Immobilien: Zeit zu verkaufen
Warum verschuldet man sich für eine vermietete Immobilie? Schließlich ist diese Anlageform nicht liquide und eben immobil, also fest an einen Standort gebunden.
Von Gottfried Urban, Vorstand der Bayerische Vermögen AG, Traunstein
Es sind Investoren, die an die Substanz, die Wertsteigerung und eine feste Mieteinnahme glauben. Ich bin kein wirklicher Immobilienexperte. Gewisse Grundregeln, die für den Aktien- und Rentenmärkte gelten, dürften aber auch für den Immobilienmarkt nicht ganz falsch sein.
Aktien, die im Verhältnis zum erwirtschafteten Gewinn sehr teuer sind, müssen diese Bewertung durch ein starkes Gewinnwachstum rechtfertigen. Enttäuscht das Unternehmen bei Wachstum und Gewinn, bricht sein Aktienkurs ein. Im langfristigen Schnitt sind Aktien etwa mit dem 15-fachen des Jahresgewinnes bewertet. US-Aktien sind meist etwas teurer, europäische Börsen und Schwellenländermärkte immer etwas günstiger bewertet. Aktuell müssen Aktionäre für US-Aktien wesentlich mehr bezahlen. Europas Aktienmarkt liegt am langfristigen Durchschnitt und Schwellenländer sind im historischen Vergleich relativ billig.
Wohnimmobilien kosten in den sieben größten deutschen Städten im langjährigen Durchschnitt etwas das 22-fache der Jahresmiete. Laut dem jüngsten Bundesbankbericht müssen Käufer aktuell etwa die 27-fache Jahresmiete bezahlten. Jedoch liegen die aktuellen Zinskosten so niedrig wie nie zuvor - bei nur noch ein bis zwei Prozent.
Preisrisiken überwiegen bei Immobilien
Nobelpreisträger Shiller hat in wissenschaftlichen Studien bewiesen, dass alle Vermögensgegenstände zum langfristigen Bewertungsdurchschnitt zurückkommen. Auf lange Sicht wird die Wohnimmobilie bezogen auf den aktuellen Preis eine unterdurchschnittliche Rendite erzielen, denn in den kommenden zehn Jahren werden gerade die für die Immobilienfinanzierung wichtigen Langfristzinsen steigen. Der Preis der Anlageimmobilie könnte somit in Kombination mit politischen und demographischen Veränderungen nicht mehr weiter steigen, evtl. sogar fallen, selbst bei permanenter Vollvermietung.
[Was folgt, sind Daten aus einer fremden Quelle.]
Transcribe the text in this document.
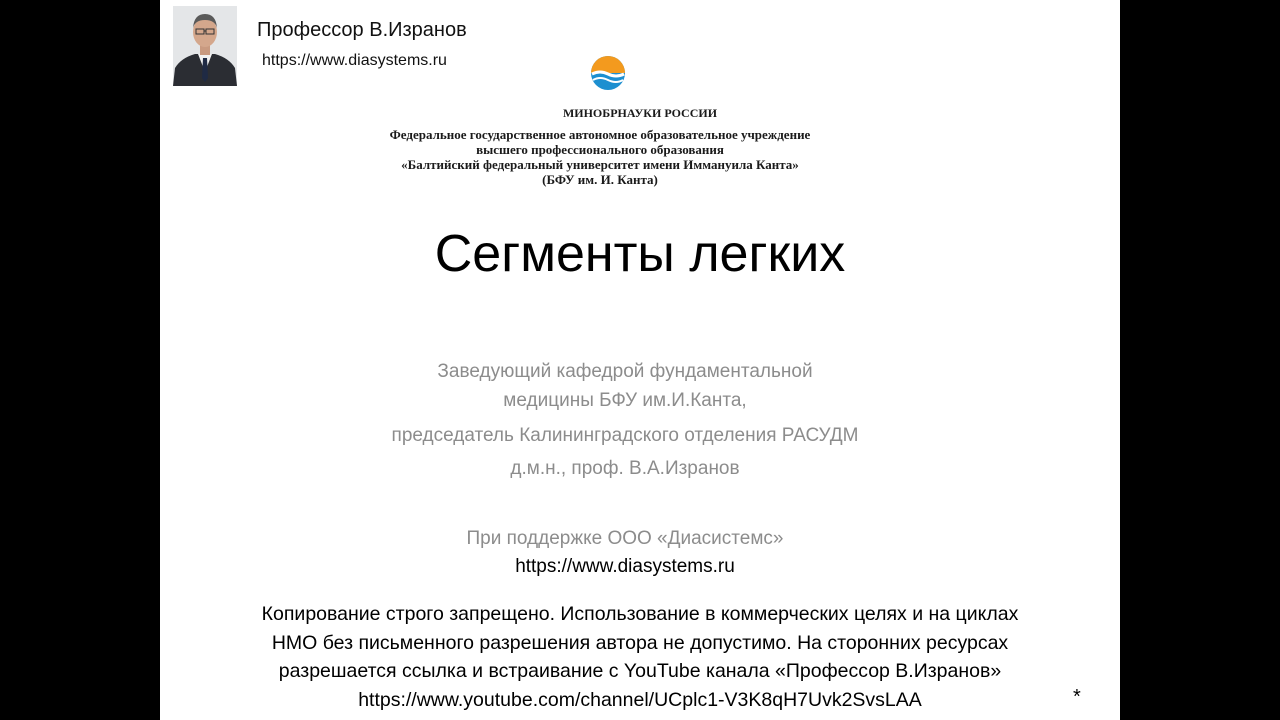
Профессор В.Изранов
https://www.diasystems.ru
МИНОБРНАУКИ РОССИИ
Федеральное государственное автономное образовательное учреждение
высшего профессионального образования
«Балтийский федеральный университет имени Иммануила Канта»
(БФУ им. И. Канта)
Сегменты легких
Заведующий кафедрой фундаментальной
медицины БФУ им.И.Канта,
председатель Калининградского отделения РАСУДМ
д.м.н., проф. В.А.Изранов
При поддержке ООО «Диасистемс»
https://www.diasystems.ru
Копирование строго запрещено. Использование в коммерческих целях и на циклах
НМО без письменного разрешения автора не допустимо. На сторонних ресурсах
разрешается ссылка и встраивание с YouTube канала «Профессор В.Изранов»
https://www.youtube.com/channel/UCplc1-V3K8qH7Uvk2SvsLAA	*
Wer also eine Anlageimmobilie seit mehr als zehn Jahren sein Eigen nennt, der sollte sich einen Verkauf der Immobilie überlegen. Denn ab einer Haltedauer der Immobilie von mindestens zehn Jahren ist der Wertzuwachs sogar steuerfrei. Bei der Überlegung, wie der Erlös langfristig wieder inflationsgeschützt angelegt werden kann, kommt man nicht an der Aktie vorbei. Europäische Spitzenunternehmen sind fair bewertet, das gilt für die meisten Firmen der ersten, als auch für die zweite Reihe.
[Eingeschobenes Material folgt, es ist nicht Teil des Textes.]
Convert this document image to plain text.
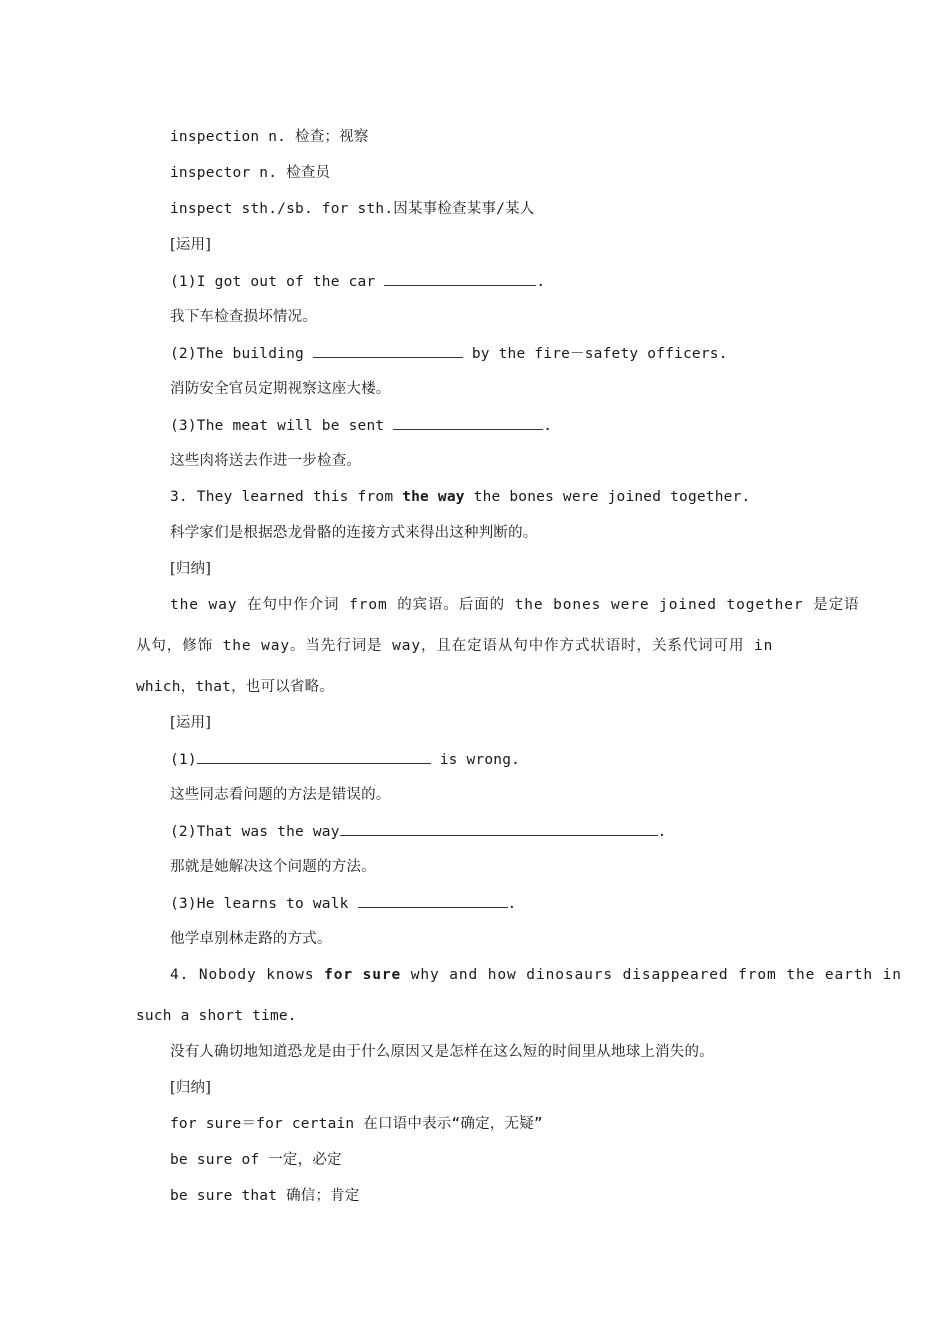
inspection n. 检查；视察
inspector n. 检查员
inspect sth./sb. for sth.因某事检查某事/某人
[运用]
(1)I got out of the car	.
我下车检查损坏情况。
(2)The building	by the fire－safety officers.
消防安全官员定期视察这座大楼。
(3)The meat will be sent	.
这些肉将送去作进一步检查。
3. They learned this from the way the bones were joined together.
科学家们是根据恐龙骨骼的连接方式来得出这种判断的。
[归纳]
the way 在句中作介词 from 的宾语。后面的 the bones were joined together 是定语
从句，修饰 the way。当先行词是 way，且在定语从句中作方式状语时，关系代词可用 in
which，that，也可以省略。
[运用]
(1)	is wrong.
这些同志看问题的方法是错误的。
(2)That was the way	.
那就是她解决这个问题的方法。
(3)He learns to walk	.
他学卓别林走路的方式。
4. Nobody knows for sure why and how dinosaurs disappeared from the earth in
such a short time.
没有人确切地知道恐龙是由于什么原因又是怎样在这么短的时间里从地球上消失的。
[归纳]
for sure＝for certain 在口语中表示“确定，无疑”
be sure of 一定，必定
be sure that 确信；肯定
Aktien: Wertverdoppelung in zehn Jahren realistisch
Für einen Korb von fair bewerteten Märkten kann der Anleger auf lange Sicht die Durchschnittsrendite des Aktienmarktes erwarten. Diese liegt bei etwa sieben bis acht Prozent. Das würde auf Sicht von zehn Jahren eine Verdoppelung des aktuell investierten Kapitals bedeuten. Zwar gibt es dafür keine Garantie, doch sprechen aktuell wesentlich mehr Gründe für Aktien als für die Anlageimmobilie, wenn es um die Altersvorsorge geht. Die Unsicherheit beim künftigen Wert und dem Ertrag einer Anlageimmobilie ist hoch.
Würde man den gleichen Multiplikator für den DAX ansetzen, wie es für den deutschen Wohnimmobilienmarkt gilt, dann würde der deutsche Leitindex bei 20.000 Punkten notieren. Eine Verdoppelung der Aktienpreise der deutschen und europäischen Unternehmen ist bei Reinvestition der Dividenden und Erträge bis 2025 mehr als realistisch. Das gilt auch bei steigenden Zinsen. Denn die aktuelle Bewertung berücksichtigt im Gegensatz zum Immobilienmarkt nicht die niedrigen Zinsen. Selbst ein Zinsniveau von drei bis vier Prozent würde die aktuellen Kurse in Europa noch rechtfertigen. Also ist für 2017 und folgende Jahre noch Luft nach oben.